O Morricone Sound nasceu com a “The Dollars Trilogy”, mas foi além de qualquer limite de género musical ou cinematográfico, com um ecletismo que influenciou uma geração de músicos como Yo-Yo Ma, Hans Zimmer, John Zorn, John Zorn, Mike Patton e bandas de rock como Muse, Pixies, Metallica e Primus.

Nascido em Roma, no dia 10 de novembro de 1928, Ennio Morricone era o mais velho de cinco irmãos. O pai tocava trompete.

Depois de estudar trompete e composição, no Conservatório da Accademia Nazionale di Santa Cecilia, na capital italiana, começou a trabalhar como trompetista e, em seguida, em empresas discográficas.

Em 1961, escreveu a sua primeira banda sonora para um filme, “Il Federale”, uma comédia agridoce ambientada nos momentos finais do fascismo.

Naquela década, Morricone trabalhou com Gillo Pontecorvo, primeiro em “The Battle Of Algiers”, o clássico a preto e branco que representava a revolta da Argélia contra os franceses, e mais tarde em “Queimada”, uma história de colonialismo protagonizada por Marlon Brando.

Morricone recebeu a primeira nomeação ao Oscar para Melhor Banda Sonora Original, pelo seu trabalho em “Days Of Heaven”, de Terence Malick.

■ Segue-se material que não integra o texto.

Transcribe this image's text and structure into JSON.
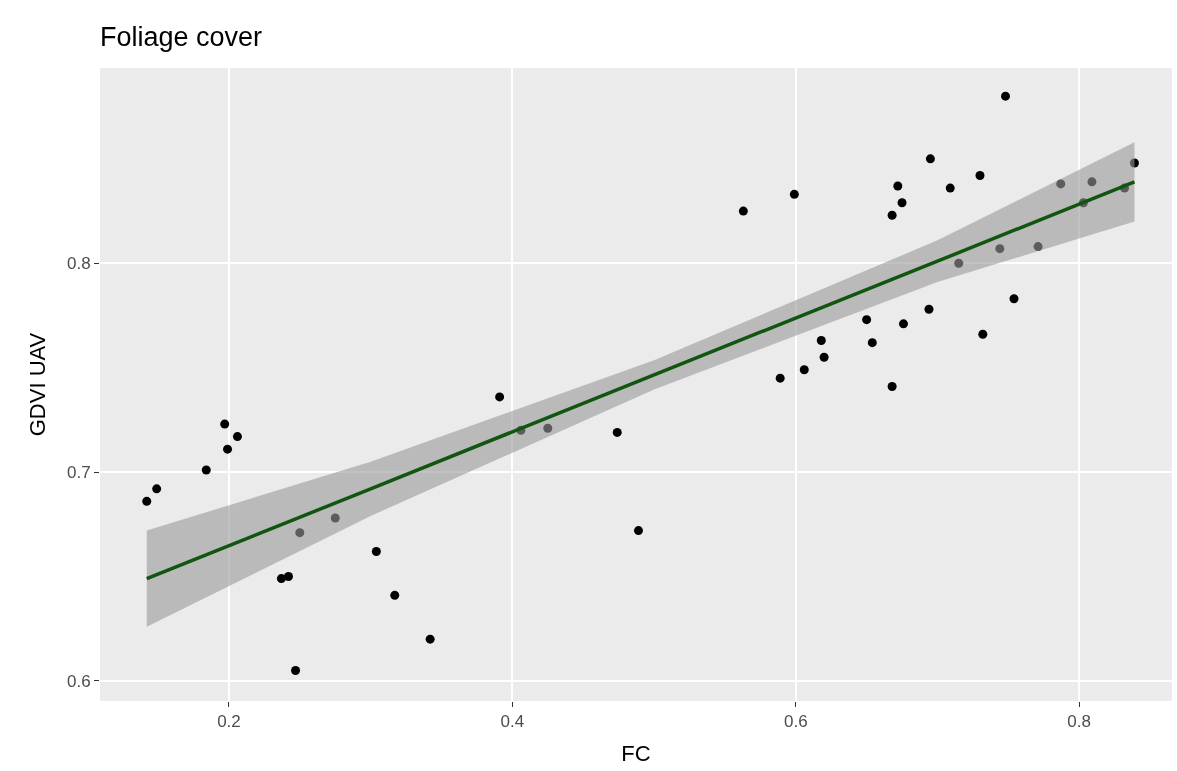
{
  "chart_data": {
    "type": "scatter",
    "title": "Foliage cover",
    "xlabel": "FC",
    "ylabel": "GDVI UAV",
    "xlim": [
      0.109,
      0.8655
    ],
    "xticks": [
      0.2,
      0.4,
      0.6,
      0.8
    ],
    "ylim": [
      0.5904,
      0.8935
    ],
    "yticks": [
      0.6,
      0.7,
      0.8
    ],
    "grid": true,
    "series": [
      {
        "color": "#000000",
        "marker": "circle",
        "x": [
          0.142,
          0.149,
          0.184,
          0.197,
          0.199,
          0.206,
          0.237,
          0.242,
          0.247,
          0.25,
          0.275,
          0.304,
          0.317,
          0.342,
          0.391,
          0.406,
          0.425,
          0.474,
          0.489,
          0.563,
          0.589,
          0.599,
          0.606,
          0.618,
          0.62,
          0.65,
          0.654,
          0.668,
          0.668,
          0.672,
          0.675,
          0.676,
          0.694,
          0.695,
          0.709,
          0.715,
          0.73,
          0.732,
          0.744,
          0.748,
          0.754,
          0.771,
          0.787,
          0.803,
          0.809,
          0.832,
          0.839
        ],
        "values": [
          0.686,
          0.692,
          0.701,
          0.723,
          0.711,
          0.717,
          0.649,
          0.65,
          0.605,
          0.671,
          0.678,
          0.662,
          0.641,
          0.62,
          0.736,
          0.72,
          0.721,
          0.719,
          0.672,
          0.825,
          0.745,
          0.833,
          0.749,
          0.763,
          0.755,
          0.773,
          0.762,
          0.741,
          0.823,
          0.837,
          0.829,
          0.771,
          0.778,
          0.85,
          0.836,
          0.8,
          0.842,
          0.766,
          0.807,
          0.88,
          0.783,
          0.808,
          0.838,
          0.829,
          0.839,
          0.836,
          0.848
        ]
      },
      {
        "type": "line",
        "color": "#115511",
        "marker": "none",
        "x": [
          0.142,
          0.3,
          0.5,
          0.7,
          0.839
        ],
        "values": [
          0.649,
          0.692,
          0.7466,
          0.801,
          0.839
        ],
        "lower": [
          0.626,
          0.679,
          0.7396,
          0.791,
          0.82
        ],
        "upper": [
          0.672,
          0.705,
          0.7536,
          0.811,
          0.858
        ]
      }
    ]
  }
}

Talvez o seu trabalho com o cineasta Sergio Leone (que era um colega de escola de Morricone), seja, instantaneamente, o mais reconhecido. “The Dollars trilogy”, que integram aquele movimento dos Spaghetti Westerns, na década de 1960, perdura na memória dos fãs de cinema.

Ao escolher um som sombrio, orgânico e escasso, ao passo de junções exageradas em termos de orquestra, Morricone criou um estilo próprio, ao adicionar tiros, assobios e guitarras elétricas para criar um elemento narrativo na música.

Leone colocou a música de Morricone em destaque, como protagonista fundamental da narrativa, servindo como elemento retórico para enfatizar emoções e sentimentos que não eram claros numa história de heróis subtis e lacónicos.

Mais do que um elemento do filme, a música de Morricone tornou-se um papel importante em pé de igualdade com “The Man with No Name”.

Morricone e Leone também trabalharam juntos em “Once Upon A Time In America”, uma aventura de gangsters judeus, em Nova Iorque, que explora os temas da amizade, amores perdidos e a passagem do tempo.

O filme, que foi protagonizado por Robert De Niro e James Woods, é considerado por alguns como a obra-prima de Leone, graças em parte à banda sonora evocativa de Morricone, que apresentou uma sessão exuberante tocada em violinos.

O Morricone Sound nasceu em “The Dollars Trilogy”, mas foi além de qualquer limite de género musical ou cinematográfico, com um ecletismo que influenciou uma geração de músicos como Yo-Yo Ma, Hans Zimmer, John Zorn, John Zorn, Mike Patton e bandas de rock como Muse, Pixies, Metallica e Primus.

Na ocasião em que expressão “compositor de bandas sonoras” pode vir à mente, é difícil não pensar em Ennio Morricone à primeira vista. O “Maestro” construiu um corpo de trabalho que está espalhado por mais de 500 filmes.

Para além de “The Hateful Eight”, de Tarantino, que lhe valeu o único Oscar na carreira, as outras nomeações foram com “The Mission” (1986), “The Untouchables” (1987), “Bugsy” (1991) e “Malèna” (2000).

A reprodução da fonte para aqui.